When looking only at “black net worth” — which is lower compared to non-whites as a whole — white households are actually 13 times wealthier than black households. From 2010 to 2013, according to the Federal Reserve, white household median wealth increased a modest 2.4 percent, while Hispanic families’ wealth declined 14 percent, to $13,700. But blacks’ net worth fell from $16,600 to $11,000. This is an astonishing three-year drop of 34 percent. Investors Business Daily put it this way, “That’s a steeper decline than occurred from 2007 to 2010, when blacks’ net worth fell 13.5 percent.” The black/white “wealth-gap” has reached a 25-year high.
What about unemployment? In 2009, black unemployment was 12.7 percent, and by 2014, it had fallen to 10.1 percent. This sounds like good news until one examines the black labor force participation rate — the percentage of blacks working or seeking work. It’s the lowest since these numbers have been recorded.
In a report for the Center for Economic and Policy Research, economist Dean Baker writes, “The drop in labor force participation was sharpest for African Americans, who saw a decline of 0.3 percentage points to 60.2 percent, the lowest rate since December of 1977. The rate for African American men fell 0.7 percentage points to 65.6 percent, the lowest on record. The decline in labor force participation was associated with a drop in the overall African American unemployment rate of 0.5 percentage points to 11.9, and a drop of 0.6 percentage points to 11.6 percent for African-American men.” Not good.
What about home ownership? According to Harvard University’s Joint Center for Housing Studies, the picture is ugly: “Millions of homeowners, particularly in minority and high-poverty neighborhoods, are still underwater on their mortgages, while millions more renters have been forced to live in housing they cannot afford or is structurally inadequate. And with the ongoing growth in low-income households, housing assistance reaches a shrinking share of those in need. … Homeownership rates have fallen six percentage points among black households — double that among white households. … More than 25 percent of mortgage homeowners in both high-poverty and minority neighborhoods were underwater — owing more than their homes are now worth — in 2013. This rate is nearly twice the shares in either white or low-poverty neighborhoods.”

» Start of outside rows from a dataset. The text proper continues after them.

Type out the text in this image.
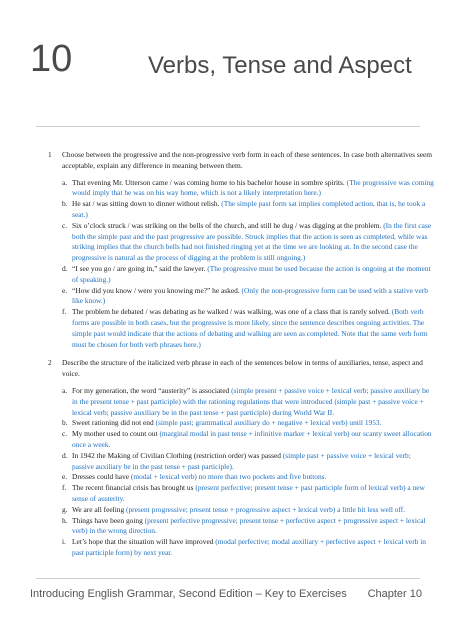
10	Verbs, Tense and Aspect
1	Choose between the progressive and the non-progressive verb form in each of these sentences. In case both alternatives seem acceptable, explain any difference in meaning between them.
a. That evening Mr. Utterson came / was coming home to his bachelor house in sombre spirits. (The progressive was coming would imply that he was on his way home, which is not a likely interpretation here.)
b. He sat / was sitting down to dinner without relish. (The simple past form sat implies completed action, that is, he took a seat.)
c. Six o’clock struck / was striking on the bells of the church, and still he dug / was digging at the problem. (In the first case both the simple past and the past progressive are possible. Struck implies that the action is seen as completed, while was striking implies that the church bells had not finished ringing yet at the time we are looking at. In the second case the progressive is natural as the process of digging at the problem is still ongoing.)
d. “I see you go / are going in,” said the lawyer. (The progressive must be used because the action is ongoing at the moment of speaking.)
e. “How did you know / were you knowing me?” he asked. (Only the non-progressive form can be used with a stative verb like know.)
f. The problem he debated / was debating as he walked / was walking, was one of a class that is rarely solved. (Both verb forms are possible in both cases, but the progressive is more likely, since the sentence describes ongoing activities. The simple past would indicate that the actions of debating and walking are seen as completed. Note that the same verb form must be chosen for both verb phrases here.)
2	Describe the structure of the italicized verb phrase in each of the sentences below in terms of auxiliaries, tense, aspect and voice.
a. For my generation, the word “austerity” is associated (simple present + passive voice + lexical verb; passive auxiliary be in the present tense + past participle) with the rationing regulations that were introduced (simple past + passive voice + lexical verb; passive auxiliary be in the past tense + past participle) during World War II.
b. Sweet rationing did not end (simple past; grammatical auxiliary do + negative + lexical verb) until 1953.
c. My mother used to count out (marginal modal in past tense + infinitive marker + lexical verb) our scanty sweet allocation once a week.
d. In 1942 the Making of Civilian Clothing (restriction order) was passed (simple past + passive voice + lexical verb; passive auxiliary be in the past tense + past participle).
e. Dresses could have (modal + lexical verb) no more than two pockets and five buttons.
f. The recent financial crisis has brought us (present perfective; present tense + past participle form of lexical verb) a new sense of austerity.
g. We are all feeling (present progressive; present tense + progressive aspect + lexical verb) a little bit less well off.
h. Things have been going (present perfective progressive; present tense + perfective aspect + progressive aspect + lexical verb) in the wrong direction.
i. Let’s hope that the situation will have improved (modal perfective; modal auxiliary + perfective aspect + lexical verb in past participle form) by next year.
Introducing English Grammar, Second Edition – Key to Exercises Chapter 10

The chairman of the Congressional Black Caucus, Rep. Emanuel Cleaver, D-Mo., in 2011, complained about the economic plight of Black America. He said, “If (former President) Bill Clinton had been in the White House and had failed to address this problem, we probably would be marching on the White House.” He repeated the statement 12 months later, when black unemployment stood at 14.1 percent: “As the chair of the Black Caucus, I’ve got to tell you, we are always hesitant to criticize the President. With 14 percent (black) unemployment, if we had a white president we’d be marching around the White House.” Rep. Cleaver should start marching because, to use his own words, the problems have not been addressed.
But, hey, the Confederate battle flag is down.